球場手違い…なぜか中日応援歌 巨人その7回に長野満弾で逆転

[ 2014年9月7日 05:30 ]

<ヤ・巨>7回1死、逆転満塁弾を放ちベンチの祝福を受ける長野(左から2人目)と笑顔の片岡

セ・リーグ 巨人5-2ヤクルト

(9月6日 神宮)
 巨人・長野久義外野手(29)が6日、ヤクルト戦で1―2の7回1死満塁で逆転の12号グランドスラムを放った。長野は自身3本目の満塁弾で、右膝関節挫傷から先発復帰した2日の広島戦(長野)から5試合中4試合で打点、2試合でV打を放つ勝負強さを発揮。チームは、2位広島との3ゲーム差を堅守。7日にもリーグ3連覇に向けた優勝マジック「19」が再点灯する。

 ヒーローインタビュー。試合終盤から降り出した雨にずぶ濡れになりながら、長野は「皆さん、風邪をひかないように」とファンを気遣う言葉で締めた。

 「チャンスだったのでいくだけだった。井端さんがつくった良い流れに自分も乗れました」

 ワンチャンスをものにした。0―2で迎えた7回。攻撃前には球場の手違いで中日の応援歌「燃えよドラゴンズ!」が流れた。巨人ファンからブーイングも飛び交う中、1死満塁で代打井端が中前に転がして1点差。その直後に、長野に打席が回ってきた。「1点入って1死満塁と、1点も入らずに2死満塁では打席に入るプレッシャーが全然違う。気持ちが楽になった」。だから石山が投じた初球を迷いなくフルスイングできた。甘く入った141キロを叩いた打球は左中間席に飛び込み、逆転のグランドスラムとなった。原監督も「チョーさん(長野)のは見事としか言いようがないね。なかなか打てる打球じゃない」と絶賛。長野は3日の広島戦(前橋)でも代打井端の適時打の直後に11号2ラン。「井端さんから“またこのパターンだな”と言われました」と笑った。

 苦い思い出を振り払った。神宮球場は8月21日に右膝関節を痛めた場所だ。

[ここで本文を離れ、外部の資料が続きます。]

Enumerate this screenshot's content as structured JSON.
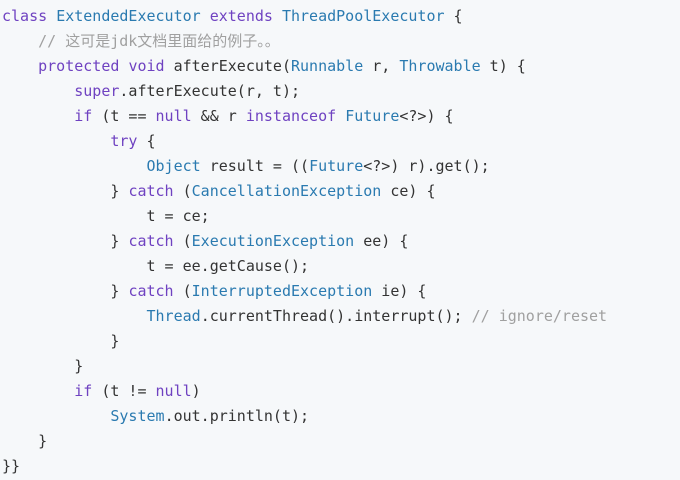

5―5の9回1死一、二塁で右中間への飛球を決死のランニングキャッチした際に負傷。まだ完治はしていないが、「痛くても出なきゃいけない試合がある」と首位攻防戦となった2日の広島戦(長野)で10試合ぶりに先発復帰。それ以降、5試合中2試合で決勝打を放ち、20打数6安打、2本塁打、8打点と打線をけん引する。

 強力なアイテムが支えている。8月29日のDeNA戦(横浜)の試合前。井端が昨季からサポートを受けているドイツの医療用装具メーカー「バウアーファインド」の担当者に、「右膝の内部に痛みがあって、動きの局面、局面で痛みが走るんです」と救いの手を求めた。NBAのコービー・ブライアントらも使用する、適度な圧迫で痛みを抑える同社の膝関節サポーターを着用すると、痛みは軽減された。この日も6回に四球で出塁すると、坂本の左越え安打で一気に三進。「出るからにはしっかり走らなきゃいけない」と口にした。

 今季は開幕3番でスタートしながら不振もあって、2番以外の全打順を経験した。それでも優勝争いの佳境の9月にリードオフマンとして復活し、規定打席に到達している中では得点圏打率はチームトップの・333。「まだできると思う。まだまだ、打ちたい」。ピカ一の勝負強さは「元祖チョーさん」の長嶋茂雄氏にも引けを取らない。

 ≪最短7日M19再点灯≫首位巨人、2位広島がともに勝ったためマジックは消えたまま。再点灯は早ければ7日。条件は巨人がヤクルトに勝ち、広島がDeNAに敗れM19が出る。